Flicks - Trans American

HBO’s Normal plants gender issues in the heartland

Something’s always going on in Tom Wilkinson’s small, dark eyes, set far back in his craggy features. He’s English, but plays haunted middle-aged men on either side of the Atlantic, and unthinkable things often emerge from his exterior of placid normalcy. As The Full Monty’s downsized factory manager, he became a male stripper. As In the Bedroom’s grieving father, he considered murder.

Those and similar roles were warm-ups for Wilkinson’s turn in the HBO movie Normal, in which he plays a Corn Belt husband and father of two who reveals, after 25 years of marriage, that he’s actually a woman in a man’s body. Writer-director Jane Anderson finds plenty of incongruity and befuddlement by placing transgender issues in the heartland. While Normal doesn’t run from its humor, mostly it tries to treat its complex subject with respect. At times her insights falter, but she finds steadying forces in Wilkinson and Jessica Lange.

They play longtime spouses with the all-American name of Roy and Irma Applewood, who celebrate their 25th wedding anniversary in the opening scene. Roy faints at a party, and at a subsequent couples-counseling session with the Rev. Muncie (Randall Arney), he makes the agonizing admission, “I was born in the wrong body.” But once he’s admitted it, he can’t be dissuaded from his plan to have a sex-change operation, despite the reaction of his family or his Joe six-pack co-workers at a farm equipment company.

Irma is understandably shocked, and Lange’s clearly fascinated at exploring her role’s different levels of anger and betrayal. When the reverend suggests that Irma herself may have contributed to Roy’s “condition,” the camera holds on her face as her warmly attentive expression subtly freezes over.

Anderson, who adapted the script for her stage play Looking for Normal, tries to examine all sides of the issue while avoiding manipulative movie moments. When Roy, preparing to start dressing as a woman, buys a 49-cent pair of earrings at the Bargain Bee, Anderson skips the easy punchline of having him ask the clerk something like, “How would these look on me?” Instead, the pay-off comes with the look of quiet revelation on his face when he puts those earrings on.

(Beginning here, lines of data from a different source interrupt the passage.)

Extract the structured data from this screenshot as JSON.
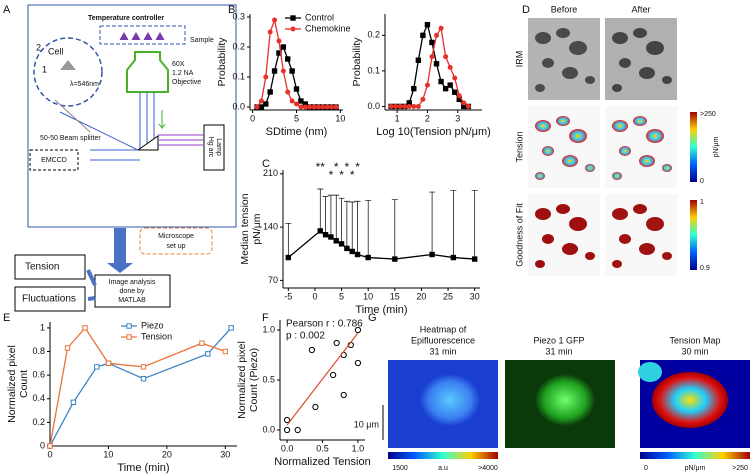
{
  "panel_labels": [
    "A",
    "B",
    "C",
    "D",
    "E",
    "F",
    "G"
  ],
  "diagram": {
    "temperature_controller": "Temperature controller",
    "sample": "Sample",
    "cell": "Cell",
    "path_2": "2",
    "path_1": "1",
    "wavelength": "λ=546nm",
    "objective": [
      "60X",
      "1.2 NA",
      "Objective"
    ],
    "beam_splitter": "50-50 Beam splitter",
    "emccd": "EMCCD",
    "lamp": [
      "Hg arc",
      "Lamp"
    ],
    "microscope": [
      "Microscope",
      "set up"
    ],
    "tension": "Tension",
    "fluctuations": "Fluctuations",
    "analysis": [
      "Image analysis",
      "done by",
      "MATLAB"
    ]
  },
  "panel_d": {
    "columns": [
      "Before",
      "After"
    ],
    "rows": [
      "IRM",
      "Tension",
      "Goodness of Fit"
    ],
    "tension_bar": [
      ">250",
      "pN/μm",
      "0"
    ],
    "fit_bar": [
      "1",
      "0.9"
    ]
  },
  "panel_g": {
    "titles": [
      [
        "Heatmap of",
        "Epifluorescence",
        "31 min"
      ],
      [
        "Piezo 1 GFP",
        "31 min"
      ],
      [
        "Tension Map",
        "30 min"
      ]
    ],
    "scale_bar": "10 μm",
    "bar1": [
      "1500",
      "a.u",
      ">4000"
    ],
    "bar2": [
      "0",
      "pN/μm",
      ">250"
    ]
  },
  "chart_data": [
    {
      "type": "line",
      "xlabel": "SDtime (nm)",
      "ylabel": "Probability",
      "legend": "upper right",
      "x": [
        0.5,
        1,
        1.5,
        2,
        2.5,
        3,
        3.5,
        4,
        4.5,
        5,
        5.5,
        6,
        6.5,
        7,
        7.5,
        8,
        8.5,
        9,
        9.5
      ],
      "xlim": [
        -0.3,
        10.3
      ],
      "xticks": [
        0,
        5,
        10
      ],
      "ylim": [
        -0.01,
        0.31
      ],
      "yticks": [
        {
          "value": 0,
          "label": "0.0"
        },
        {
          "value": 0.1,
          "label": "0.1"
        },
        {
          "value": 0.2,
          "label": "0.2"
        },
        {
          "value": 0.3,
          "label": "0.3"
        }
      ],
      "series": [
        {
          "name": "Control",
          "color": "#000000",
          "marker": "square",
          "values": [
            0,
            0,
            0.01,
            0.05,
            0.12,
            0.18,
            0.2,
            0.16,
            0.12,
            0.06,
            0.02,
            0.01,
            0,
            0,
            0,
            0,
            0,
            0,
            0
          ]
        },
        {
          "name": "Chemokine",
          "color": "#e8302a",
          "marker": "circle",
          "values": [
            0,
            0.02,
            0.1,
            0.25,
            0.29,
            0.22,
            0.12,
            0.05,
            0.02,
            0.01,
            0,
            0,
            0,
            0,
            0,
            0,
            0,
            0,
            0
          ]
        }
      ]
    },
    {
      "type": "line",
      "xlabel": "Log 10(Tension pN/μm)",
      "ylabel": "Probability",
      "x": [
        0.8,
        0.95,
        1.1,
        1.25,
        1.4,
        1.55,
        1.7,
        1.85,
        2.0,
        2.15,
        2.3,
        2.45,
        2.6,
        2.75,
        2.9,
        3.05,
        3.2,
        3.35
      ],
      "xlim": [
        0.6,
        3.8
      ],
      "xticks": [
        1,
        2,
        3
      ],
      "ylim": [
        -0.01,
        0.26
      ],
      "yticks": [
        {
          "value": 0,
          "label": "0.0"
        },
        {
          "value": 0.1,
          "label": "0.1"
        },
        {
          "value": 0.2,
          "label": "0.2"
        }
      ],
      "series": [
        {
          "color": "#000000",
          "marker": "square",
          "values": [
            0,
            0,
            0,
            0,
            0.01,
            0.05,
            0.13,
            0.2,
            0.23,
            0.18,
            0.12,
            0.07,
            0.05,
            0.06,
            0.04,
            0.02,
            0,
            0
          ]
        },
        {
          "color": "#e8302a",
          "marker": "circle",
          "values": [
            0,
            0,
            0,
            0,
            0,
            0,
            0,
            0.02,
            0.06,
            0.14,
            0.2,
            0.22,
            0.14,
            0.11,
            0.08,
            0.03,
            0.01,
            0
          ]
        }
      ]
    },
    {
      "type": "line",
      "xlabel": "Time (min)",
      "ylabel": [
        "Median tension",
        "pN/μm"
      ],
      "x": [
        -5,
        1,
        2,
        3,
        4,
        5,
        6,
        7,
        8,
        10,
        15,
        22,
        26,
        30
      ],
      "xlim": [
        -6,
        31
      ],
      "xticks": [
        -5,
        0,
        5,
        10,
        15,
        20,
        25,
        30
      ],
      "ylim": [
        60,
        215
      ],
      "yticks": [
        70,
        140,
        210
      ],
      "series": [
        {
          "color": "#000000",
          "marker": "square",
          "values": [
            100,
            135,
            130,
            127,
            122,
            118,
            112,
            108,
            104,
            100,
            98,
            104,
            100,
            98
          ],
          "errors": [
            45,
            55,
            50,
            55,
            60,
            60,
            62,
            65,
            70,
            75,
            78,
            82,
            88,
            90
          ]
        }
      ],
      "annotations": [
        {
          "x": 1,
          "label": "**"
        },
        {
          "x": 3,
          "label": "*"
        },
        {
          "x": 4,
          "label": "*"
        },
        {
          "x": 5,
          "label": "*"
        },
        {
          "x": 6,
          "label": "*"
        },
        {
          "x": 7,
          "label": "*"
        },
        {
          "x": 8,
          "label": "*"
        }
      ]
    },
    {
      "type": "line",
      "xlabel": "Time (min)",
      "ylabel": [
        "Normalized pixel",
        "Count"
      ],
      "legend": "upper center",
      "xlim": [
        0,
        32
      ],
      "xticks": [
        0,
        10,
        20,
        30
      ],
      "ylim": [
        0,
        1.05
      ],
      "yticks": [
        0,
        0.2,
        0.4,
        0.6,
        0.8,
        1
      ],
      "series": [
        {
          "name": "Piezo",
          "color": "#3c83c4",
          "marker": "open-square",
          "x": [
            0,
            4,
            8,
            10,
            16,
            27,
            31
          ],
          "values": [
            0,
            0.37,
            0.67,
            0.7,
            0.57,
            0.78,
            1.0
          ]
        },
        {
          "name": "Tension",
          "color": "#e8743b",
          "marker": "open-square",
          "x": [
            0,
            3,
            6,
            10,
            16,
            26,
            30
          ],
          "values": [
            0,
            0.83,
            1.0,
            0.7,
            0.67,
            0.87,
            0.8
          ]
        }
      ]
    },
    {
      "type": "scatter",
      "xlabel": "Normalized Tension",
      "ylabel": [
        "Normalized pixel",
        "Count (Piezo)"
      ],
      "xlim": [
        -0.1,
        1.1
      ],
      "xticks": [
        {
          "value": 0,
          "label": "0.0"
        },
        {
          "value": 0.5,
          "label": "0.5"
        },
        {
          "value": 1,
          "label": "1.0"
        }
      ],
      "ylim": [
        -0.1,
        1.1
      ],
      "yticks": [
        {
          "value": 0,
          "label": "0.0"
        },
        {
          "value": 0.5,
          "label": "0.5"
        },
        {
          "value": 1,
          "label": "1.0"
        }
      ],
      "series": [
        {
          "color": "#000000",
          "marker": "open-circle",
          "x": [
            0,
            0,
            0.15,
            0.35,
            0.4,
            0.65,
            0.7,
            0.8,
            0.8,
            0.9,
            1,
            1
          ],
          "values": [
            0.1,
            0,
            0,
            0.8,
            0.23,
            0.55,
            0.87,
            0.35,
            0.75,
            0.85,
            1,
            0.67
          ]
        }
      ],
      "fit": {
        "color": "#e04a2f",
        "x": [
          0,
          1
        ],
        "values": [
          0.05,
          0.97
        ]
      },
      "annotations": [
        "Pearson r : 0.786",
        "p : 0.002"
      ]
    }
  ]
}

Normal perfectly nails some of its supporting characters. The Rev. Muncie makes a show of being open-minded and inclusive, but only perceives the situation in terms of “curing” Roy. He enthusiastically reads a Bible verse he thinks will countermand Ray’s wish: “‘For no man ever yet hated his own flesh.’ Bingo!” Clancy Brown is equally dead-on as Roy’s baffled but loyal boss, who strikes up an awkward courtship with Irma.

Perhaps the most interesting counterpoints come from Roy and Irma’s teenage daughter Patty Ann (Hayden Panettiere). Roy and Irma’s first private discussion of his transsexuality gets interrupted when Patty Ann has her first period — providing two different perspectives on what it means to “become a woman.” Patty Ann finds her father’s sex change plans to be “cool,” and, because she’s a tomboy who disdains “girly” outfits, she causes friction between her parents over gender and conformity.

Some of the filmmaker’s decisions don’t pay off. Anderson’s choice of recurring soundtrack songs are so campy and on-the-nose — “You Always Hurt the One You Love,” “Buttons and Bows,” “There’s No Place Like Home For the Holidays” — it’s like she’s being sarcastic at the character’s expense. Patty Ann’s comic explanation of sex-change surgery at a giggly slumber party feels contrived. And despite the script’s insight into most of the characters, the role of older son Wayne (Joe Sikora), a technician for a rock band, is ill-defined in both conception and performance.

Normal avoids taking shortcuts in building to its positive message about loving the person, not the gender. Throughout the film, Wilkinson and Lange convey the hard feelings that push the couple apart and the affection that pulls them together — a situation we suspect will continue after the credits have rolled. It’s a tribute to Normal that we accept that this couple can find common ground, even when the man of the house first puts on a dress and looks like Barbara Bush with darker hair.